Aims/Hypothesis: To determine the association between inpatient glycemic variability and long-term mortality in patients with type 2 diabetes mellitus.
Methods: Capillary blood glucose (CBG) of inpatients from 8 hospitals was analysed. 28,353 admissions identified were matched for age, duration of diabetes and admission and median and interquartile range of CBG. 6year mortality was investigated for (i) those with CBG IQR in the top half of all IQR measurements (matched for all except IQR), vs those in the lower half and (ii) those with the lowest quartile median glucose (matched for all except median).
1. Glycemic variability
3165 matched pairs were analysed. Mortality was greater in those with IQR in upper 50% (≥50.9 mg/dl)over follow-up from day 90 post-discharge to a maximum of 6 years (p<0.01, HR 1.17).
2. Median glucose
2.3755 matched pairs were analysed. Mortality was lower in those with a median glucose in upper 50% (≥148.5 mg/dl) over follow-up from day 90 post-discharge to a maximum of 6 years (p < 0.01, HR 0.87).

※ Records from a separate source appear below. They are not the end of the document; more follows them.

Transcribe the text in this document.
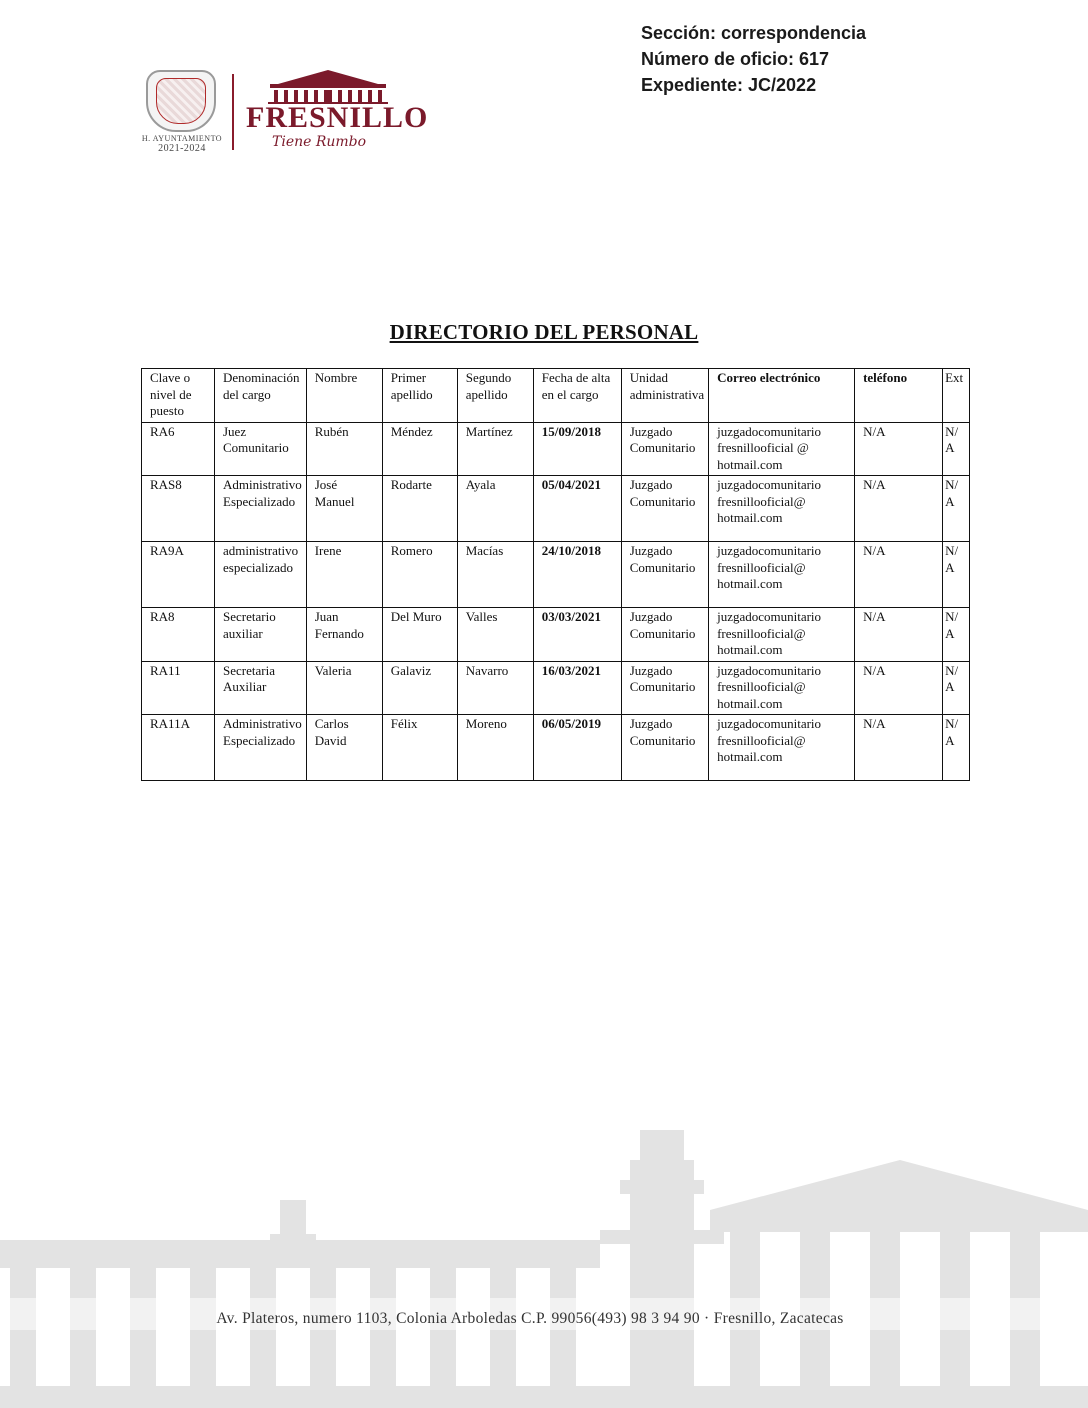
Sección: correspondencia
Número de oficio: 617
Expediente: JC/2022
H. AYUNTAMIENTO
2021-2024
FRESNILLO
Tiene Rumbo
DIRECTORIO DEL PERSONAL
Clave o nivel de puesto	Denominación del cargo	Nombre	Primer apellido	Segundo apellido	Fecha de alta en el cargo	Unidad administrativa	Correo electrónico	teléfono	Ext
RA6	Juez Comunitario	Rubén	Méndez	Martínez	15/09/2018	Juzgado Comunitario	juzgadocomunitario fresnillooficial @ hotmail.com	N/A	N/A
RAS8	Administrativo Especializado	José Manuel	Rodarte	Ayala	05/04/2021	Juzgado Comunitario	juzgadocomunitario fresnillooficial@ hotmail.com	N/A	N/A
RA9A	administrativo especializado	Irene	Romero	Macías	24/10/2018	Juzgado Comunitario	juzgadocomunitario fresnillooficial@ hotmail.com	N/A	N/A
RA8	Secretario auxiliar	Juan Fernando	Del Muro	Valles	03/03/2021	Juzgado Comunitario	juzgadocomunitario fresnillooficial@ hotmail.com	N/A	N/A
RA11	Secretaria Auxiliar	Valeria	Galaviz	Navarro	16/03/2021	Juzgado Comunitario	juzgadocomunitario fresnillooficial@ hotmail.com	N/A	N/A
RA11A	Administrativo Especializado	Carlos David	Félix	Moreno	06/05/2019	Juzgado Comunitario	juzgadocomunitario fresnillooficial@ hotmail.com	N/A	N/A
Av. Plateros, numero 1103, Colonia Arboledas C.P. 99056(493) 98 3 94 90 · Fresnillo, Zacatecas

Conclusion: Higher inpatient glycemic variability is associated with increased mortality on long-term follow up. When matched by IQR, we have demonstrated higher median CBG is associated with lower long-term mortality. CBG variability may increase cardiovascular morbidity by increasing exposure to hypoglycaemia or to variability per se. In hospitalized patients with diabetes, glycemic variability should be minimised and when greater CBG variability is unavoidable, a less stringent CBG target considered.